La serie Criminal Minds ha il suo fascino principale anche un pò in questo: in ogni puntata assistiamo al manifestarsi di un fatto di sangue violento, brutale e spesso apparentamente inspiegabile, lentamente i tasselli vanno al loro posto e scopriamo una causa scatenante, alcune volte però è una causa scatenante forse creata ad hoc per una trama per cui ti chiedi: basta veramente questo per arrivare all’ omicidio?
Le citazioni che ascoltiamo in ogni episodio, spesso ad aprirlo e chiuderlo in qualche modo, forse, vogliono un pò sottolineare il tentativo del pensiero umano di scandagliare o capire la mente criminale.

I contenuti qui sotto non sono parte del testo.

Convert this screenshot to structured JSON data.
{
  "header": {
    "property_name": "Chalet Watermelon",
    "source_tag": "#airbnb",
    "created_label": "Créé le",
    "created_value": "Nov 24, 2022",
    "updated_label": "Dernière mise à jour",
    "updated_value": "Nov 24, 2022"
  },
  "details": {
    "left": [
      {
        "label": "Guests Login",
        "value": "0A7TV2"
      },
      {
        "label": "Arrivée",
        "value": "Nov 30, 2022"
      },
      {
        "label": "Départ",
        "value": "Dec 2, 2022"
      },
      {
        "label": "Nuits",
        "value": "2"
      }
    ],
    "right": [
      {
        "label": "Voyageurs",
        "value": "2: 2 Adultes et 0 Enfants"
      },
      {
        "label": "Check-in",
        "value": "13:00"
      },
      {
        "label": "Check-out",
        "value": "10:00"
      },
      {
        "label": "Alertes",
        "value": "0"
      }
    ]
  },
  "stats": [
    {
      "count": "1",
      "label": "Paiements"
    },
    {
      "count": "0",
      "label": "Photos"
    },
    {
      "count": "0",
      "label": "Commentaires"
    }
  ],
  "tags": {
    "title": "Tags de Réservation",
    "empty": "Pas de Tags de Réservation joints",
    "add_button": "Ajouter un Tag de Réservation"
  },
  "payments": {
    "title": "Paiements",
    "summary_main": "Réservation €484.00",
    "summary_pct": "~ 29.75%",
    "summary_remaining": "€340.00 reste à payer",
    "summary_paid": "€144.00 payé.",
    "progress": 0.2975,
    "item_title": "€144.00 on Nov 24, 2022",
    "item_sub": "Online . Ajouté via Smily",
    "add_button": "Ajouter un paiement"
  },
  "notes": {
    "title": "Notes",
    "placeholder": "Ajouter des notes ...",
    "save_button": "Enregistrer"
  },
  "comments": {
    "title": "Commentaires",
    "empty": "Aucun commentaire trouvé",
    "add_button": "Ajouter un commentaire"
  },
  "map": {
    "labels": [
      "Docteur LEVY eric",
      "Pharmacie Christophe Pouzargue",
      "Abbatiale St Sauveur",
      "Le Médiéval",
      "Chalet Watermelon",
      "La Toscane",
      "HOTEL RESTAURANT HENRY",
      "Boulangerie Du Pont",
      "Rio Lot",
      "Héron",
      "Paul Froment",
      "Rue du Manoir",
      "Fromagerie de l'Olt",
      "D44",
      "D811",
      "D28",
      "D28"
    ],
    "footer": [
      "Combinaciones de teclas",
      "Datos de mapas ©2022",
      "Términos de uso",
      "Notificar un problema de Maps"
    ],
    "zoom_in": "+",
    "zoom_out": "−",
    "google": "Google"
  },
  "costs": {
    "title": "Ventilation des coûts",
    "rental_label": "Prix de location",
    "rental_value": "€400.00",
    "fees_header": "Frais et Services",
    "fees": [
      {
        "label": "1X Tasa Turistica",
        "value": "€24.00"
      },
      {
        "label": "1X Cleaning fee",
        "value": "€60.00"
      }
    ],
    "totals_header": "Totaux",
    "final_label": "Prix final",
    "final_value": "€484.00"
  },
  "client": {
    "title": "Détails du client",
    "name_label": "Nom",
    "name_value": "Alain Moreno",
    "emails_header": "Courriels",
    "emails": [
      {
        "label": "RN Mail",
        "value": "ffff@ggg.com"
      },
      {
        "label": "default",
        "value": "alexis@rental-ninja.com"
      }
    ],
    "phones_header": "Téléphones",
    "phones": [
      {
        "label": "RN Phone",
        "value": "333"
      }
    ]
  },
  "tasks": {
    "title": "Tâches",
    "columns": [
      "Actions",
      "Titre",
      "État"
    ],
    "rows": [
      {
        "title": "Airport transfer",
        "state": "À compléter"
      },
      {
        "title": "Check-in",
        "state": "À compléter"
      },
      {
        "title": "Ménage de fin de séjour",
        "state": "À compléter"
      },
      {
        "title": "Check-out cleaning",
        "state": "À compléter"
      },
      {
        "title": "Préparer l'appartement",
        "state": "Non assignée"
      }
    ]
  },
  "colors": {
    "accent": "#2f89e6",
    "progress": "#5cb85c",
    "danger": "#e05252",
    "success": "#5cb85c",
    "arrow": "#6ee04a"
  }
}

Nel secondo episodio della prima stagione dal titolo Piromane (Compulsion) William Faulkner, sceneggiatore e drammaturgo americano dallo stile fortemente provocatorio ha prestato:
“Non sforzarti di essere migliore degli altri, cerca di essere migliore solo di te stesso.”
Albert Heinstein, premio Nobel per la fisica ha detto:
“La fantasia è più importante del sapere.” Oppure “La ricerca della verità è più preziosa del suo possesso.”
Può un aforisma dire tutto in poche parole?